El niño salió al exterior, buscaba a su
madre para compartir con ella un secreto. Cuando por fin la localizó, le soltó
de repente:
—Mamá, he visto magia.
—Pero, ¿cómo es eso?
—Sí mamá, he visto magia cuando estaba
dormido.
—Y, ¿te ha gustado? —dijo la madre con
la mente puesta en otras prioridades.
—Sí, mucho… ¿quieres que te lo cuente?
—¿Qué? ¡Ah, sí, por supuesto cariño!
El niño reflexionó un instante y comentó:
—En realidad son dos las magias que he
visto, mami…
—¿Dos? —Apuntó su madre, ahora ya con
más atención.
—Sí dos.

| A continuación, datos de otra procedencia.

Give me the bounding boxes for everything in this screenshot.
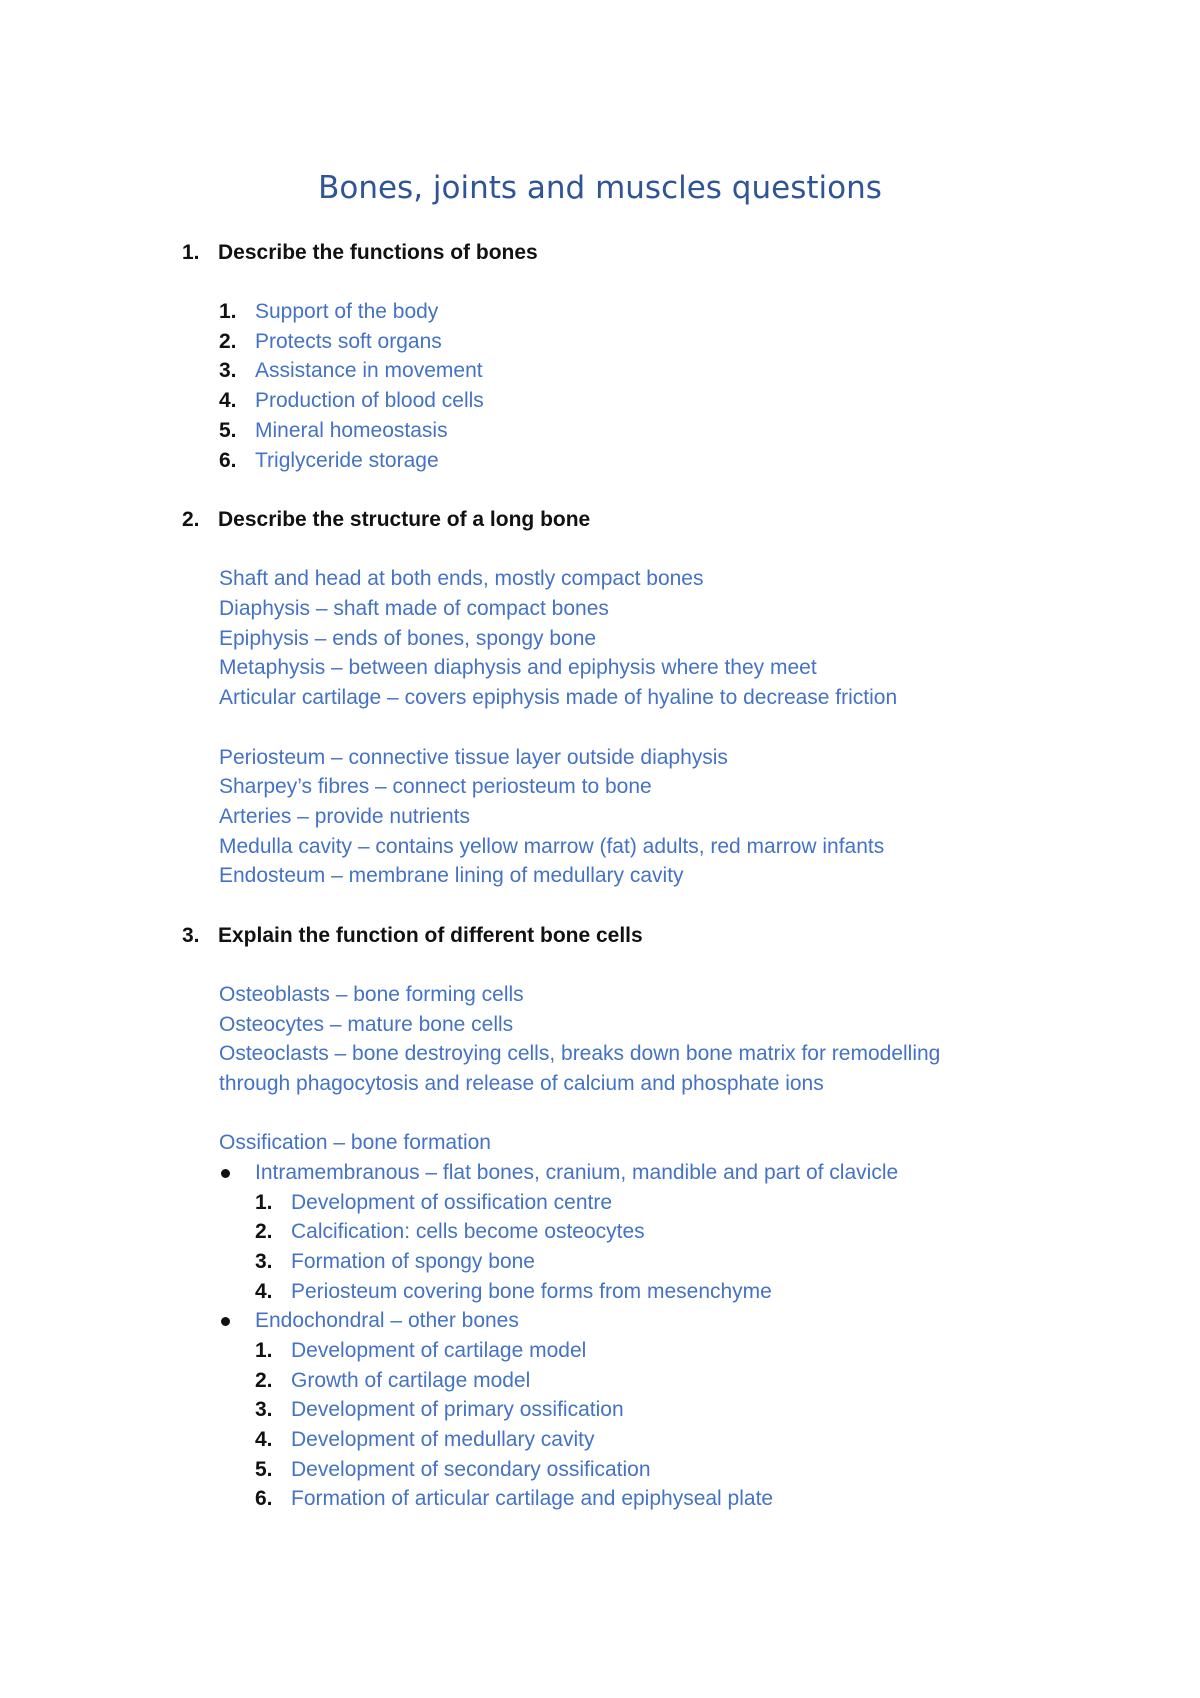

Las dos las hizo una misma
persona, diferente a nosotros, en lo que puede que fuera su casa, no sé…
—Continúa, hijo.
—La primera era que podía convertir la
noche en día y el día en noche con solo tocar la pared —la madre guardaba silencio…

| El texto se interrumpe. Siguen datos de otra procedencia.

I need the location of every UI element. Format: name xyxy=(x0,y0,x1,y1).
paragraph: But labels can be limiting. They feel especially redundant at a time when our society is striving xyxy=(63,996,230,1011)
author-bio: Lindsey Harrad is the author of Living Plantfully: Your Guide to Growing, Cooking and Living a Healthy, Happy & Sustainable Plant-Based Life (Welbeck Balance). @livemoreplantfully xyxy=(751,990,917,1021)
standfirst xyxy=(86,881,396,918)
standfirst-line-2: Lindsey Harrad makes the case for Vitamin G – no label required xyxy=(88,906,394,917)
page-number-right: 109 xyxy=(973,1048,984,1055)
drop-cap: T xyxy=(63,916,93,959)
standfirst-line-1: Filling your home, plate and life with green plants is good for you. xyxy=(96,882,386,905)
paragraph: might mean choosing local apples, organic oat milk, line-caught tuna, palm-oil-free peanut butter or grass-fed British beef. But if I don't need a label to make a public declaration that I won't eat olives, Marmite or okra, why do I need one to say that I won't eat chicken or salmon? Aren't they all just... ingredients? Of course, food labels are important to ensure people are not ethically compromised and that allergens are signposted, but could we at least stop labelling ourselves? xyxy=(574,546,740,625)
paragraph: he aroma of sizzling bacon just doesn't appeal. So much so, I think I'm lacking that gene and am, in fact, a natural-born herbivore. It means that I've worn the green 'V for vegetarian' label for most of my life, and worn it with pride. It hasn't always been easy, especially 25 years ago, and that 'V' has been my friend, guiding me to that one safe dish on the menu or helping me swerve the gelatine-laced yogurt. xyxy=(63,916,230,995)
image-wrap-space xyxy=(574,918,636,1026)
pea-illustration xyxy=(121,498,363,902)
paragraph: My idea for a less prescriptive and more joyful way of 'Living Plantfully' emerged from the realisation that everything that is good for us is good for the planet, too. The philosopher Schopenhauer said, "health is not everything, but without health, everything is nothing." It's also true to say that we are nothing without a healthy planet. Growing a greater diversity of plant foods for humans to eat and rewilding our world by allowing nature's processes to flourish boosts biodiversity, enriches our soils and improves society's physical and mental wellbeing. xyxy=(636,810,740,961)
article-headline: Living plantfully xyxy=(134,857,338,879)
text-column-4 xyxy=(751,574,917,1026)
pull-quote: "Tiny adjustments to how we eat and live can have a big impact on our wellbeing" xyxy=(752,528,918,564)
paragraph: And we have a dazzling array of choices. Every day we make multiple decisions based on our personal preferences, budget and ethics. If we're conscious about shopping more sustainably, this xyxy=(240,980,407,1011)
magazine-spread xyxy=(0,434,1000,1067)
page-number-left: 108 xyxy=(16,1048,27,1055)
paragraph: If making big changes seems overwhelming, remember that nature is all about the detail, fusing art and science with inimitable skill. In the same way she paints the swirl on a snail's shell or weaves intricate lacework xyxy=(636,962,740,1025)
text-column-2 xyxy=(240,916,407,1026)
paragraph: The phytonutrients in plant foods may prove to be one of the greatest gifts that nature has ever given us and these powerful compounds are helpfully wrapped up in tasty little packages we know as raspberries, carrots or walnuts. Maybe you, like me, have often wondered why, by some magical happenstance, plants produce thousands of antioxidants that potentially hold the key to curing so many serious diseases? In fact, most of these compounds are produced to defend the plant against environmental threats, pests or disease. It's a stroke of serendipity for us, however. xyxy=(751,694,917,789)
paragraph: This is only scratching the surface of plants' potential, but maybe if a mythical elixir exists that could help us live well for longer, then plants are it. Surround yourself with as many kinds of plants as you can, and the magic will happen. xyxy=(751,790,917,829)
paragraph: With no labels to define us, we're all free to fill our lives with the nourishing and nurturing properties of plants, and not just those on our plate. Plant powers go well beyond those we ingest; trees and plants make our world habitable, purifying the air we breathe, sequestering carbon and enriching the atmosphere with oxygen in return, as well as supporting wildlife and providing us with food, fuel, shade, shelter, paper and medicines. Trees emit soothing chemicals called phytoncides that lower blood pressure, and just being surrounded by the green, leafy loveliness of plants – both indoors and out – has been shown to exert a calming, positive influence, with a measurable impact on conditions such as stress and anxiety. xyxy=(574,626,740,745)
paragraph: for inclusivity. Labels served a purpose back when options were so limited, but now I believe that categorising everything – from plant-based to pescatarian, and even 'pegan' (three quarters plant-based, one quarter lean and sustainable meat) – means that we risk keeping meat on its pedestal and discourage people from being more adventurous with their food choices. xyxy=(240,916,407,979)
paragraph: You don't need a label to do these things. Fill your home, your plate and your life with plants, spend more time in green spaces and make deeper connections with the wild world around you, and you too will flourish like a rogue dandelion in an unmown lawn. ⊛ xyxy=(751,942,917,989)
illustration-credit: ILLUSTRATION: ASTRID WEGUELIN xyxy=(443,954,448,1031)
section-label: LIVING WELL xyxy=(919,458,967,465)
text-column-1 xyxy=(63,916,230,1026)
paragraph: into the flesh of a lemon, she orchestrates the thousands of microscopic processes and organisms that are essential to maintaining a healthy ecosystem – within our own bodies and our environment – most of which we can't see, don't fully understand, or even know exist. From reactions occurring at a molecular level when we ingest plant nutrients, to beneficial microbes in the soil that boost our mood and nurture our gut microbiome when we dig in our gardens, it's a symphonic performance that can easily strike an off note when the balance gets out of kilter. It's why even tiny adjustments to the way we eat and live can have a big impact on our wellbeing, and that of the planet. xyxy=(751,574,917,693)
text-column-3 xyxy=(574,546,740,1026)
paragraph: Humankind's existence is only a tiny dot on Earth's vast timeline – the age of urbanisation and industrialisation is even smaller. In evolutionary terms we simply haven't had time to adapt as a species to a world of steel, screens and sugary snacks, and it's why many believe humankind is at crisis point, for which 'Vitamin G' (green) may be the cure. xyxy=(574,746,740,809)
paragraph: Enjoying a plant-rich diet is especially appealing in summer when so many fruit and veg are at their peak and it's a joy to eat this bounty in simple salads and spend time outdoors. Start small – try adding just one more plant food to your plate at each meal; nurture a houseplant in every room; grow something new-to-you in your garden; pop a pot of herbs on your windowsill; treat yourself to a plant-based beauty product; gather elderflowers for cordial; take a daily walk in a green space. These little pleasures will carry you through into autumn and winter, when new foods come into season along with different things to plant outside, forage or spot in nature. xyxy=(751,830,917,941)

—Pero la segunda magia era mucho mejor,
como un milagro: tocaba o movía algo que sobresalía de otra pared y por allí
salía… ¡agua!, mucha agua, «toda» la que quisiera hasta que volvía a tocar o
mover aquello y ya dejaba de salir. Esa agua estaba muy limpia, transparente
del todo, y servía para beber, cocinar, lavarse, lavar las ropas y también
limpiar cualquier otra cosa —dijo sin ocultar su gran entusiasmo.
La madre miró con detenimiento a su
hijo, para pasar después a echarse una ojeada a sí misma. Pensó que un poco de aquella
agua, tan abundante y tan limpia en la visión de la que hablaba su hijo, no les
vendría nada mal, no…
Se
agachó lo suficiente para poder besar a su hijo, primero en la frente y después
en las mejillas; lo abrazó con ternura y cariño, pero también con toda la
fuerza que pudo reunir desde todas las desnutridas células de su cuerpo hasta
poder erguirse con él en sus brazos para, con un gesto de resignación, entrar
en la modesta choza de paja y barro que compartían ellos dos solos desde que
aquella bestia peluda se «llevó» al que compartía sus vidas como compañero y padre.
Una semana después, más o menos, y sin
previo aviso, un convoy de la Cruz Roja Internacional pasó casualmente por su
poblado, lo que permitió al niño comprobar y confirmar, perplejo, que esa magia
sí existía y que además con ella sería más fácil esquivar su «negro porvenir».
A partir de esa experiencia, y a pesar
de su corta edad, el chico se planteó un único objetivo en la vida: hacerle un
regalo a su queridísima mamá. Lo que ignoraba en aquel momento era cuándo, cómo
y a qué precio lo conseguiría.
No cejó en su empeño y cuando por fin logró
su objetivo, el otrora cabello negro azabache de su madre ya se había cubierto
de nieve coronando un rostro con algunas arrugas pero henchido de satisfacción
y orgullo.
Mientras se aproximaba el reencuentro empezó
a pensar en cuál sería el «envoltorio» adecuado para esa «Magia Blanca».